Here is an example of my debugging, showing the change in size before and after. Bear in mind, the before length corresponds to the file_len variable.

>>>>>>>>>>>>>>>>>>>>>>>>>>>>>>>>>>>>>>>>>>>>>>> file_len: 24
>>>>>>>>>>>>>>>>>>>>>>>>>>>>>>>>>>>>>>>>>>>>>>>i: 0
>>>>>>>>>>>>>>>>>>>>>>>>>>>>>>>>>>>>>>>>>>>>>>>i: 1
>>>>>>>>>>>>>>>>>>>>>>>>>>>>>>>>>>>>>>>>>>>>>>>i: 2
>>>>>>>>>>>>>>>>>>>>>>>>>>>>>>>>>>>>>>>>>>>>>>>i: 3
>>>>>>>>>>>>>>>>>>>>>>>>>>>>>>>>>>>>>>>>>>>>>>>i: 4
>>>>>>>>>>>>>>>>>>>>>>>>>>>>>>>>>>>>>>>>>>>>>>>i: 5
>>>>>>>>>>>>>>>>>>>>>>>>>>>>>>>>>>>>>>>>>>>>>>>i: 6
>>>>>>>>>>>>>>>>>>>>>>>>>>>>>>>>>>>>>>>>>>>>>>>i: 7
>>>>>>>>>>>>>>>>>>>>>>>>>>>>>>>>>>>>>>>>>>>>>>>i: 8
>>>>>>>>>>>>>>>>>>>>>>>>>>>>>>>>>>>>>>>>>>>>>>>i: 9
>>>>>>>>>>>>>>>>>>>>>>>>>>>>>>>>>>>>>>>>>>>>>>>i: 10
>>>>>>>>>>>>>>>>>>>>>>>>>>>>>>>>>>>>>>>>>>>>>>>i: 11
>>>>>>>>>>>>>>>>>>>>>>>>>>>>>>>>>>>>>>>>>>>>>>>i: 12
>>>>>>>>>>>>>>>>>>>>>>>>>>>>>>>>>>>>>>>>>>>>>>>i: 13
>>>>>>>>>>>>>>>>>>>>>>>>>>>>>>>>>>>>>>>>>>>>>>>i: 14
>>>>>>>>>>>>>>>>>>>>>>>>>>>>>>>>>>>>>>>>>>>>>>>i: 15
>>>>>>>>>>>>>>>>>>>>>>>>>>>>>>>>>>>>>>>>>>>>>>>i: 16
>>>>>>>>>>>>>>>>>>>>>>>>>>>>>>>>>>>>>>>>>>>>>>>i: 17
>>>>>>>>>>>>>>>>>>>>>>>>>>>>>>>>>>>>>>>>>>>>>>>i: 18
>>>>>>>>>>>>>>>>>>>>>>>>>>>>>>>>>>>>>>>>>>>>>>>i: 19
>>>>>>>>>>>>>>>>>>>>>>>>>>>>>>>>>>>>>>>>>>>>>>>i: 20
>>>>>>>>>>>>>>>>>>>>>>>>>>>>>>>>>>>>>>>>>>>>>>>i: 21
>>>>>>>>>>>>>>>>>>>>>>>>>>>>>>>>>>>>>>>>>>>>>>>i: 22
>>>>>>>>>>>>>>>>>>>>>>>>>>>>>>>>>>>>>>>>>>>>>>>i: 23
>>>>>>>>>>>>>>>>>>>>>>>>>>>>>>>>>>>>>>>>>>>>>>> strlen(file_string): 30
1

There are 1 best solutions below

5
On BEST ANSWER

Now, I figure I can just stick the null terminal character in there and fix the problem (maybe that will cause errors further down the line), but I would prefer to know what's going on under the hood here.

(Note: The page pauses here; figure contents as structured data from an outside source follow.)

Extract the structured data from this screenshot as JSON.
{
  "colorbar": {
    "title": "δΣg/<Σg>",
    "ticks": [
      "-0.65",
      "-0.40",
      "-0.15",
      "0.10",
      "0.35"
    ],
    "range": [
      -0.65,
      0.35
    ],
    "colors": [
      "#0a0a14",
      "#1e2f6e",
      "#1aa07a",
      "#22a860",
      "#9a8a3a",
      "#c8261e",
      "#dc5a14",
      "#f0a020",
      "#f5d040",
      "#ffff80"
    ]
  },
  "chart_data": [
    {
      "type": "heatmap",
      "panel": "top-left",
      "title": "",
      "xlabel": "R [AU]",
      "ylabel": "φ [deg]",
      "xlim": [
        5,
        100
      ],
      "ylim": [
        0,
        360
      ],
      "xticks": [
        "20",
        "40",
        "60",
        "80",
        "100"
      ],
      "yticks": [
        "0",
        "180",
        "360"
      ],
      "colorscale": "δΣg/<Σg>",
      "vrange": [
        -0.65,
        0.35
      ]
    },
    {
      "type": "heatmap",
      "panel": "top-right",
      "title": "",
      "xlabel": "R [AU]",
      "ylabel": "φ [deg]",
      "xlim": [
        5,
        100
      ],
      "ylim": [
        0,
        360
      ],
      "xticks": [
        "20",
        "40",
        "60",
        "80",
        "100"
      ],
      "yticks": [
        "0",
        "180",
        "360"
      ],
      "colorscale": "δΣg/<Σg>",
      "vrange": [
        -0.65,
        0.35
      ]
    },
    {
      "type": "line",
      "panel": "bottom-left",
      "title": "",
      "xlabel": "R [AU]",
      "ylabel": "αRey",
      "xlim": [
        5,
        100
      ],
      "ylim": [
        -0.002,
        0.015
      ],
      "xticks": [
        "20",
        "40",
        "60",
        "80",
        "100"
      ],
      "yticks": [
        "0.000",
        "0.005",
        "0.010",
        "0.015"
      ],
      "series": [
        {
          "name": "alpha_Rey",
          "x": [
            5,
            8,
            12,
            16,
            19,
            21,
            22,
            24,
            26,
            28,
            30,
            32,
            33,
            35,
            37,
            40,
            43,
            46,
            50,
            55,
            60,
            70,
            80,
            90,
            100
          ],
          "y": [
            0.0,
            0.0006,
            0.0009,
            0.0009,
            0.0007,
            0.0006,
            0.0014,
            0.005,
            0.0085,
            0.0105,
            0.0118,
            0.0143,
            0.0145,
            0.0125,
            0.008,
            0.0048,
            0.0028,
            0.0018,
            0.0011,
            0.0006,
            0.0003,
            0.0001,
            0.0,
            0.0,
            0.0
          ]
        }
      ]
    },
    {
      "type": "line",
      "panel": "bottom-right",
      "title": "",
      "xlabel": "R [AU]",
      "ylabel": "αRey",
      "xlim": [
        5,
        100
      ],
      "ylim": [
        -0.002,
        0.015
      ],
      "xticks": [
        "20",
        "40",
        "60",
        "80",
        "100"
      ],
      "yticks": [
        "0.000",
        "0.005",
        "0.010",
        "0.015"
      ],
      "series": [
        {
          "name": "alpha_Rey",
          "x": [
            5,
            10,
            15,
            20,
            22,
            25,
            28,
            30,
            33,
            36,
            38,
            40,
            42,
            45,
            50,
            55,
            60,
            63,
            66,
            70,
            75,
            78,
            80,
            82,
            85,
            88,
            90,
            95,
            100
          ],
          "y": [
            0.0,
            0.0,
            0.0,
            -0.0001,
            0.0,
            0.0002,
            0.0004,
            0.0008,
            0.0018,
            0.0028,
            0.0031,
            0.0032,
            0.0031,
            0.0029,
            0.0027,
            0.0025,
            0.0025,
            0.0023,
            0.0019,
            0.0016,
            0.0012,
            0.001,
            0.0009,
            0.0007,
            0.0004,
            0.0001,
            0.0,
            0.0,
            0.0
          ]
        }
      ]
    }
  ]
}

That's literally the solution. strlen is searching for a NULL terminator in the buffer, but not finding one because you have never added one. After your read code, you should explicitly add the NULL terminator (i.e. file_string[i] = '\0').

Remember that the storage returned by malloc is not zeroed, it's basically random data (well...the contents of the storage returned by malloc is undefined). What's happening is that you are running off the end of the buffer and into random memory, it just then happens to run into a zero byte further down the line and assumes that is the end of the string.